Razão sobrava, portanto, a S. Germano, ao chamar a Virgem de respiração dos cristãos. Pois como o corpo não pode viver sem respirar, tão pouco o pode a alma sem recorrer e recomendar-se a Maria, por cujo intermédio adquirimos e conservamos com segurança a vida da divina graça.

O Beato Alano, assaltado uma vez de uma forte tentação, esteve em termos de perder-se por se não ter encomendado a Maria. Apareceu-lhe então a Santíssima Virgem, e para o fazer mais advertido em outras ocasiões, bateu-lhe levemente no rosto e acrescentou: Se te houvesses recomendado a mim, não terias corrido tão grande risco.

Por intermédio de Maria obtemos a graça da perseverança

Com as palavras dos Provérbios a nós se dirige Maria: Feliz aquele que me ouve e que vela todos os dias à entrada da minha casa (8,34). Feliz quem escuta a minha voz e por isso está de alerta para vir sempre à porta da minha misericórdia, em busca de socorro e de luzes. Sem dúvida não deixará Maria de obter-lhe luzes e força para sair do vício e trilhar pela vereda da virtude. Pelo que graciosamente Inocêncio III lhe chama “lua de noite, aurora de manhã, sol de dia”. É lua para quem está cego na noite do pecado, a fim de esclarecê-lo e mostrar-lhe o miserável estado de condenação em que se acha. É aurora, isto é, precursora do sol, para quem já está iluminado, a fim de o fazer sair do pecado e recuperar a divina graça. Para quem já está em graça é finalmente sol, cuja luz o livra de cair em algum precipício.

Aplicam os Santos Doutores a Maria as palavras do Eclesiástico: Suas cadeias são ataduras de salvação (6,31). Mas cadeias por quê?, pergunta Ricardo de São Lourenço. Porque Maria prende os seus servos, para que não se desviem pela estrada dos vícios. Do mesmo modo explica Conrado de Saxônia as palavras que se encontram no ofício da Santíssima Virgem:

“Na plenitude dos santos se acha a minha assistência” (Eclo 24,16).

Maria não só está colocada na plenitude dos santos, diz ele, mas também nela os conserva para que não tornem para trás; conserva-lhes as virtudes, a fim de que não diminuam; impede os demônios, para que não lhes façam mal.

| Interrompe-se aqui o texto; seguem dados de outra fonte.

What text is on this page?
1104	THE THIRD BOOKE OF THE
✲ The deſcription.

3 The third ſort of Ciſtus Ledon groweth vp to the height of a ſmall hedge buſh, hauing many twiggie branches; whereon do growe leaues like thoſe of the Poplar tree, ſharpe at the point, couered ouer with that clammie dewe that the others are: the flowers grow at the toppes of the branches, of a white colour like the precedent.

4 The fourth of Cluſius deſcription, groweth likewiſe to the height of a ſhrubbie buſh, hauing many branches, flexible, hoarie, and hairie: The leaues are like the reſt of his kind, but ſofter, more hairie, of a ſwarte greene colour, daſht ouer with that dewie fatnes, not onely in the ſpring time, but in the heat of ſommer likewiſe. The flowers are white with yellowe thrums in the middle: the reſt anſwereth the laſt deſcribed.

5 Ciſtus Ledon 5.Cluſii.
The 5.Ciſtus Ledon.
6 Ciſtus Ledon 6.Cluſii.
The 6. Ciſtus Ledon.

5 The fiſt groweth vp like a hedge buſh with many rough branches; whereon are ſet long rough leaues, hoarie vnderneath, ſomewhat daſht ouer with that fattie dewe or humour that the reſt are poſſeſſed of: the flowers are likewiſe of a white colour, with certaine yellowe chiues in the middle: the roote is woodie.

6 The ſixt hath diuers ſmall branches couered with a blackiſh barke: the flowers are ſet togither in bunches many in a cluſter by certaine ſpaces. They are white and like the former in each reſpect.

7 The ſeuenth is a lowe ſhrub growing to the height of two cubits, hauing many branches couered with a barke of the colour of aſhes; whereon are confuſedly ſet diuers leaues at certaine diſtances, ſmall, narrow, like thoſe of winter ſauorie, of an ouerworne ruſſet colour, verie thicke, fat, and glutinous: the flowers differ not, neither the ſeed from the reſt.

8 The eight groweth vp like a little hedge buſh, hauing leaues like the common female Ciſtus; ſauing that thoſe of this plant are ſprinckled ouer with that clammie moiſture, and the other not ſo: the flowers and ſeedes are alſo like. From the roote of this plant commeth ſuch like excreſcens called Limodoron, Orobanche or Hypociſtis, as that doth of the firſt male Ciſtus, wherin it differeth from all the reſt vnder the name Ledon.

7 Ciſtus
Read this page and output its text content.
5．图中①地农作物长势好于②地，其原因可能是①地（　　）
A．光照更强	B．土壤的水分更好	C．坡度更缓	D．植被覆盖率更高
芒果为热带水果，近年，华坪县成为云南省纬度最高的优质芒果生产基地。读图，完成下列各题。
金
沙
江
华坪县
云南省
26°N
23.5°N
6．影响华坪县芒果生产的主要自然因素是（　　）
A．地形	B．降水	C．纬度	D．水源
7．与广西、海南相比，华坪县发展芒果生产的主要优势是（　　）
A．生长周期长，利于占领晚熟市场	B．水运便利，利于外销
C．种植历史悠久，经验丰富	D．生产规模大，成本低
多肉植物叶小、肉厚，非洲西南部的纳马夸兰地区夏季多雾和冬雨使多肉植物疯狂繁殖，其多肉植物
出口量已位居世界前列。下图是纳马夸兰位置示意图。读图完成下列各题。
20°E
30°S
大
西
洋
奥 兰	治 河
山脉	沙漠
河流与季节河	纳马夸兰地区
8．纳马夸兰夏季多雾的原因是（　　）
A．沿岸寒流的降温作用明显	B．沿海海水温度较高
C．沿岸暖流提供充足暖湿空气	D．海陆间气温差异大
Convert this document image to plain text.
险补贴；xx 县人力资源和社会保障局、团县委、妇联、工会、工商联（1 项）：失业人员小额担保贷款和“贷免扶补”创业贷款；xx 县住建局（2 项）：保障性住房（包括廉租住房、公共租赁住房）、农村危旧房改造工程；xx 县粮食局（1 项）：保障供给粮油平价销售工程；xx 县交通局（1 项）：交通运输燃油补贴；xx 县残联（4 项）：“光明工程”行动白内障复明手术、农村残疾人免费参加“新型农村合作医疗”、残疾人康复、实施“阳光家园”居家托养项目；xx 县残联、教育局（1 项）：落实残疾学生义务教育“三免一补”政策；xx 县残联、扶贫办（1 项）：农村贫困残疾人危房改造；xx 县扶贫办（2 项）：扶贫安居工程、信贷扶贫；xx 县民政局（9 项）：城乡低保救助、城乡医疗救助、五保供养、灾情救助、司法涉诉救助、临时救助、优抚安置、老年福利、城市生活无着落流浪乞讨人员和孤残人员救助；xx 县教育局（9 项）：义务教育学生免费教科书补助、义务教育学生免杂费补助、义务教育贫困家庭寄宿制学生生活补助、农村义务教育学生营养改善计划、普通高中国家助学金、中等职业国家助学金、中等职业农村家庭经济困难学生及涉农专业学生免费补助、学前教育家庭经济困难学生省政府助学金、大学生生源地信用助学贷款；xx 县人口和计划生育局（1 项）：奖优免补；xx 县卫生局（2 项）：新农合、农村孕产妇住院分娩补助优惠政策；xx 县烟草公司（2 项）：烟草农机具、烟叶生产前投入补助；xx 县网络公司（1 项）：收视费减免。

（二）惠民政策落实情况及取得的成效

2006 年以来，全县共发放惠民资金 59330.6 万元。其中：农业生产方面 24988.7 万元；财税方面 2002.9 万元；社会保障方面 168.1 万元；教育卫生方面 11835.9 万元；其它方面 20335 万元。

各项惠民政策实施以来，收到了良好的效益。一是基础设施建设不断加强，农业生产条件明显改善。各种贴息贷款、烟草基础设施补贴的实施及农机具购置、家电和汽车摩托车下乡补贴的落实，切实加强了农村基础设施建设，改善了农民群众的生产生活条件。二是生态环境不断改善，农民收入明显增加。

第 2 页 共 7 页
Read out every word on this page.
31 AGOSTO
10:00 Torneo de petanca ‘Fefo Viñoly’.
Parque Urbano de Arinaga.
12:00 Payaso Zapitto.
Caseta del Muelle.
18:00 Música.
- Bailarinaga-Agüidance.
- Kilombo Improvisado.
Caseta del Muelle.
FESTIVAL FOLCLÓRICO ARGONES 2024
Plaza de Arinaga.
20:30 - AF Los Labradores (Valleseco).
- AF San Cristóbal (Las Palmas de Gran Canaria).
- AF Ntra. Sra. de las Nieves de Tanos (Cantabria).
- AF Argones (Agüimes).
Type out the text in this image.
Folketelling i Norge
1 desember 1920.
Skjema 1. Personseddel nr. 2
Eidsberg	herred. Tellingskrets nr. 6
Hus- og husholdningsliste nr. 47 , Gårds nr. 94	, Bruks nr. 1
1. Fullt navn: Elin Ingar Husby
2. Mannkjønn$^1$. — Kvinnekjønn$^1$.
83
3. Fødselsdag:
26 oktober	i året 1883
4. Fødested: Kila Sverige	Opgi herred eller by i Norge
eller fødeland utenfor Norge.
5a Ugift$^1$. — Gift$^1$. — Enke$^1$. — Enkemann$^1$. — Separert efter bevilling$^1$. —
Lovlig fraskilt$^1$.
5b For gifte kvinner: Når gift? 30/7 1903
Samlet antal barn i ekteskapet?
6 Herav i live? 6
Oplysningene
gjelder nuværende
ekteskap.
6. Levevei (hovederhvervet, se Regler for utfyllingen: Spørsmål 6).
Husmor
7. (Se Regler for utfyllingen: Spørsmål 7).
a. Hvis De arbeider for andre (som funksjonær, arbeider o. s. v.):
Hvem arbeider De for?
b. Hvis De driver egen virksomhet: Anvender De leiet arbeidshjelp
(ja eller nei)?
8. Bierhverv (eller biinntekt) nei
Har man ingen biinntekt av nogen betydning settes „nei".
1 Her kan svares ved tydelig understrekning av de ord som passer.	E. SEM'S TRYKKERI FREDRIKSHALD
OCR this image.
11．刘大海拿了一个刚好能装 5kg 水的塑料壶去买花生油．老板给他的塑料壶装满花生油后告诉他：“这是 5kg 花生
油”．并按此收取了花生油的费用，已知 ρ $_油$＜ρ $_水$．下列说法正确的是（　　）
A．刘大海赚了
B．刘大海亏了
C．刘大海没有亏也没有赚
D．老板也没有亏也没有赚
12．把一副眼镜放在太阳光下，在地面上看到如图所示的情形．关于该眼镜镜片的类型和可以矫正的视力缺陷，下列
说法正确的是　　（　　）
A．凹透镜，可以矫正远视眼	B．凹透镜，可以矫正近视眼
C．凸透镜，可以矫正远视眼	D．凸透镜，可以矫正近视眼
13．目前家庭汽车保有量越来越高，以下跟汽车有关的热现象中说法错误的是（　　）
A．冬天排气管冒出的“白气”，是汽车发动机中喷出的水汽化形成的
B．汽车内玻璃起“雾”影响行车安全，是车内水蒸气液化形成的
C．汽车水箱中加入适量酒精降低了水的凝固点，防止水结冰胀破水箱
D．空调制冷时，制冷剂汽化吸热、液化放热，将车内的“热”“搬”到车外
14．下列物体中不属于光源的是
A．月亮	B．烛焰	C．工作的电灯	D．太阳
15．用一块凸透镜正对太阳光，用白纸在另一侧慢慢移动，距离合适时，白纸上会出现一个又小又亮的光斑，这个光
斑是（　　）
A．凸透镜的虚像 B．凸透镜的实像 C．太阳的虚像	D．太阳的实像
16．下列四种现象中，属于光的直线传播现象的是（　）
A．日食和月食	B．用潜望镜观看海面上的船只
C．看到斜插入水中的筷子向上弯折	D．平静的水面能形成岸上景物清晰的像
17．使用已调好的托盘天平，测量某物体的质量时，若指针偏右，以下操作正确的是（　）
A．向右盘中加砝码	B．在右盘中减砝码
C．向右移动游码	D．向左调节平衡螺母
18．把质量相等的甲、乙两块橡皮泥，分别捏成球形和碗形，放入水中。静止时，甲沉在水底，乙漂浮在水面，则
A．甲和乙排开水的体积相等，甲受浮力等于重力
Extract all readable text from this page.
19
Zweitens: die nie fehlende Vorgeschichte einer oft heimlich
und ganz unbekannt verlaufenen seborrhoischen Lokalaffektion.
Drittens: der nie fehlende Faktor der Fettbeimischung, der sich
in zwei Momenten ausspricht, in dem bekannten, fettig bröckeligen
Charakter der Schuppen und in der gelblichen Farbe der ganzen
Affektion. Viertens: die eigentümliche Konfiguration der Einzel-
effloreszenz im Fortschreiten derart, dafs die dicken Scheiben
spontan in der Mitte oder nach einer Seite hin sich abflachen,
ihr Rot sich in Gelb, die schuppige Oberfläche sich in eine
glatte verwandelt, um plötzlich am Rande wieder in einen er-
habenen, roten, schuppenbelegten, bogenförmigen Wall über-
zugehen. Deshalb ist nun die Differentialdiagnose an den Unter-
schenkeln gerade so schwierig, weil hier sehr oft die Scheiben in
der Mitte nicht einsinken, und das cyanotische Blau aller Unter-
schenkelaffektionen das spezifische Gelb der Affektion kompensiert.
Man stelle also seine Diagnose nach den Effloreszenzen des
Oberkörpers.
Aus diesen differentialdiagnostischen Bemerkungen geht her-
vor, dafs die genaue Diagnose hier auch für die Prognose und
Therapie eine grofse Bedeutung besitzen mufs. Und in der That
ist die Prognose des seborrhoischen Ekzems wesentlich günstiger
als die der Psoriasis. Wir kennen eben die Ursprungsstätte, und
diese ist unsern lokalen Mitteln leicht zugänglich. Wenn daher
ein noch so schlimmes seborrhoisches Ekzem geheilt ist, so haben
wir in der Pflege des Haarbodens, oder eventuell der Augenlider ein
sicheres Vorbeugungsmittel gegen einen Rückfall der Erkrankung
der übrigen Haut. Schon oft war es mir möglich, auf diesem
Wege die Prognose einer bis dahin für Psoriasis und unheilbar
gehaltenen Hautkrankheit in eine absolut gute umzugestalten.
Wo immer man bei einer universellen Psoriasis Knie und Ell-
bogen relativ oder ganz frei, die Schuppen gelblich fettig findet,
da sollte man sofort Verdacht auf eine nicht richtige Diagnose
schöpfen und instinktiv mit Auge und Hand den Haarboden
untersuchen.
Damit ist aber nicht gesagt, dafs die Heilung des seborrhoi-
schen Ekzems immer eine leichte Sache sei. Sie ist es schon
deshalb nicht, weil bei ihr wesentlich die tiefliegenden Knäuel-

Dos devotos de Maria diz-se que estão cobertos com dois vestidos.

“Todos os seus domésticos trazem vestidos forrados” (Pr 31,21).

Maria, expõe Cornélio a Lápide, adorna os seus fiéis servos tanto com as virtudes de seu Filho, como com as suas, e assim revestidos conservam eles a santa perseverança. Desta forma explica este comentador quais são estes vestidos duplicados. São Filipe Néri sempre admoestava os seus penitentes dizendo-lhes: Filhos, se desejais a perseverança, sede devotos de Nossa Senhora! São João Berchmans, da Companhia de Jesus, dizia também: Quem amar a Maria terá perseverança. Bela é a reflexão que faz aqui o Abade Roberto, sobre a parábola do filho pródigo: Se ainda lhe vivesse a mãe, não deixara o filho pródigo a casa paterna, ou para ela regressara mais depressa do que voltou. Quer com isso dizer que um filho de Maria, ou nunca se aparta de Deus, ou, se por desgraça o faz, logo para ele torna por meio de Maria.

Oh! se todos os homens amassem essa tão benigna e amorosa Senhora, e se nas tentações sempre e sem demora recorressem a seu patrocínio, quem cairia jamais? Quem se perderia jamais? Cai e perece só quem não recorre a Maria. São Lourenço Justiniano, aplicando à Virgem o texto do Eclesiástico: “Eu andei sobre as ondas do mar” (24,8), fá-la dizer: Caminho com meus servos por entre as tormentas em que se acham, para assisti-los e salvá-los do pecado.

Quando nos vem tentar o demônio, escreve São Tomás de Vilanova, não deixemos de fazer como os pintinhos, que, mal enxergam o gavião, correm logo a refugiar-se sob as asas da mãe. Logo que nos assaltam tentações, sem discorrer com elas, refugiemo-nos depressa sob o manto de Maria. E vós, Senhora, deveis defender-nos, continua o santo; depois de Deus outro refúgio não temos senão vós, que sois a nossa única esperança e protetora, em quem confiamos.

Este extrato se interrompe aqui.